Inflation Pressures and the Labor Market

One of the most important developments in the data released this past week was the Bureau of Labor Statistics release showing productivity growth rebounded from 0.4 percent (annual rate) in the first quarter of 2024 to 2.3 percent in the second quarter (blue line in graph below).

With the rise in productivity, the growth of unit labor costs (orange line) dropped sharply in the second quarter. Looking at the chart, these movements explain a great deal of the Fed’s success in achieving lower inflation during 2023. Reduced growth in unit labor costs decreases the need for price increases to cover them, a beneficial dynamic that went away at the start of 2024 but returned between April and June.

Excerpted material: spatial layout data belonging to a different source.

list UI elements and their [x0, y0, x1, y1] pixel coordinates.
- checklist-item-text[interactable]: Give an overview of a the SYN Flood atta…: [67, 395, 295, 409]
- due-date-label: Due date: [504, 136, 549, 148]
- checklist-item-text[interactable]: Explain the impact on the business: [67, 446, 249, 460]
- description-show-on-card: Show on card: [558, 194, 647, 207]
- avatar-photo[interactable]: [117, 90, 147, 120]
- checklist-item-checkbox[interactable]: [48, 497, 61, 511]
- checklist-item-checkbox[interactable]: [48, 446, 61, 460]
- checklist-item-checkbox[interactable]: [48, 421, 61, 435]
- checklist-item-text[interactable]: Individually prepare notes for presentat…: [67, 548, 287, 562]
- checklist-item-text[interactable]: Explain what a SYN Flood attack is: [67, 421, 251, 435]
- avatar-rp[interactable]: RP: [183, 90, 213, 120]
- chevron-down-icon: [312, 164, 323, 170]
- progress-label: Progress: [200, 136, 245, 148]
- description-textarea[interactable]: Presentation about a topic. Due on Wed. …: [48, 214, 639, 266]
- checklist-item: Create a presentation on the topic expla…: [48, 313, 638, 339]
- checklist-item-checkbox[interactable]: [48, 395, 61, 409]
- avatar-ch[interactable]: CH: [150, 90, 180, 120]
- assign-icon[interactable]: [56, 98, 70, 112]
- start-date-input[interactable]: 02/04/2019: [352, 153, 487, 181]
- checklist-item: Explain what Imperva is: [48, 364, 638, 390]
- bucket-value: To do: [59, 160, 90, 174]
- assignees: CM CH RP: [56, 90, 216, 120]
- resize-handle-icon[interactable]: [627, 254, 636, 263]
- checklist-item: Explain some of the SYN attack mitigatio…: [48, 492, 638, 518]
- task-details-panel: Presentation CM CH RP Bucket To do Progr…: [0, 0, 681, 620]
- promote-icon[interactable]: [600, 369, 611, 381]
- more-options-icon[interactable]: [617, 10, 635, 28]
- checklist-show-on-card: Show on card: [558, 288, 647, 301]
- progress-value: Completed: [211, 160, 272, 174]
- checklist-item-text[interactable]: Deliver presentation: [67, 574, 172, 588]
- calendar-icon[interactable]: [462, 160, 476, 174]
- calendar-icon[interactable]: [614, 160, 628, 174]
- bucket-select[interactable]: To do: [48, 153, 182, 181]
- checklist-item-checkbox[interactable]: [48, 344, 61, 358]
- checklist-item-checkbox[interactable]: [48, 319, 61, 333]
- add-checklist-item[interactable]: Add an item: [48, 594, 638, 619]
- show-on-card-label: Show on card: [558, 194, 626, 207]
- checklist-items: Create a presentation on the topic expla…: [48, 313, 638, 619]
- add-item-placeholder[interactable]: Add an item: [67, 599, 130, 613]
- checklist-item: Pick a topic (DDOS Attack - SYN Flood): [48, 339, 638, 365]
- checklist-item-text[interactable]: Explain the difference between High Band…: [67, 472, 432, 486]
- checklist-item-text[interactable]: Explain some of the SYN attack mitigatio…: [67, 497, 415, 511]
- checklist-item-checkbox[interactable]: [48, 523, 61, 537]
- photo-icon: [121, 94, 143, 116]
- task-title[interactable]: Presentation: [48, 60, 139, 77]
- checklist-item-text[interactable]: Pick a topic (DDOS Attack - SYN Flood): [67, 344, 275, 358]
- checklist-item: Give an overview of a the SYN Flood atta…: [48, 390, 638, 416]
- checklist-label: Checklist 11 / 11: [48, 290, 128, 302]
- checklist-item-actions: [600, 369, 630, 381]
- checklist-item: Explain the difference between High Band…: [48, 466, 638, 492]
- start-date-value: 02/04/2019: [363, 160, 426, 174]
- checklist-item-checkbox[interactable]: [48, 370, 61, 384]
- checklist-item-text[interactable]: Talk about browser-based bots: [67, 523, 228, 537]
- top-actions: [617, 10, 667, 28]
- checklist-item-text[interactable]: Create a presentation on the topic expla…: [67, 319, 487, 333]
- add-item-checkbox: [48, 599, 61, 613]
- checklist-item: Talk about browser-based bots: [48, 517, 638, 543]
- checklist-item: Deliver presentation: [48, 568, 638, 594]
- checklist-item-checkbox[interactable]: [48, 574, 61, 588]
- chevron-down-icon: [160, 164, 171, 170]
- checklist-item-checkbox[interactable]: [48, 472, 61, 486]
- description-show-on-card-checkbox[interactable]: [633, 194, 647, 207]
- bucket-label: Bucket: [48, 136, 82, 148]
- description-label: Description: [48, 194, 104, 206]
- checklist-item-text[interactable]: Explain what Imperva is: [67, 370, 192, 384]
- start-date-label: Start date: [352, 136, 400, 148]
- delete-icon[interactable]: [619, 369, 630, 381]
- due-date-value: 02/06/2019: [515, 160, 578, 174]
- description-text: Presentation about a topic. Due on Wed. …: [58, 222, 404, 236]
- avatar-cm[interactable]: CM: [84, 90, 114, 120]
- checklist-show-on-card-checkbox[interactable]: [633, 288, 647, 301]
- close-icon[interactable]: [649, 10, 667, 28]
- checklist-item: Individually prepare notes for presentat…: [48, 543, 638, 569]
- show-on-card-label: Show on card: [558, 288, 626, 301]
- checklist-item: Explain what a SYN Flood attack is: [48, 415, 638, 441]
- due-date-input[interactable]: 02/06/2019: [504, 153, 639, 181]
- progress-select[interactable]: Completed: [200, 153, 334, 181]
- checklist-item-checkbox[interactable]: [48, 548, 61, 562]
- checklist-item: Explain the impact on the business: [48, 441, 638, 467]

The next chart clarifies the trends by looking at year-over-year inflation – effectively smoothing out the noisy quarterly fluctuations. In contrast to the inflation-plagued years of 2021 and 2022, the period since has been characterized by positive productivity growth and much slower growth of unit labor costs. These supply characteristics (along with a helpful surge in immigration) have made the Fed’s job a lot easier.

Finally, one can think of aggregate payrolls as a crude measure of the demand for labor – firms’ willingness to hire workers, employ them for hours each week, and pay them per hour. The final chart shows year-over-year growth in aggregate payrolls. As the graph indicates, the excessive labor demand of past years has dissipated and growth has returned to roughly the pre-pandemic trend.

With the labor market now cooler, but not frigid, labor demand and supply are now roughly in balance (or close). This suggests that monetary policy should be set to neither stimulate nor restrict employment growth. This is the argument for a Fed rate cut that would move policy to a less restrictive stance.

That, however, views the issue only through the lens of the employment mandate. What about price stability? Put differently, will inflation cooperate and continue to fall to 2 percent and remain there? The argument against a pre-emptive cut rests on one’s view of this issue.

The Fed will get both the August report on consumer prices and the August employment report prior to the September meeting. With one more reading of each part of the dual mandate, the decision will hopefully be clearer.

Disclaimer

Fact of the Day

The July U-6 (the broadest measure of unemployment) jumped to 7.8 percent from 7.4 percent from the prior month, largely driven by an increase in persons working part time for economic reasons.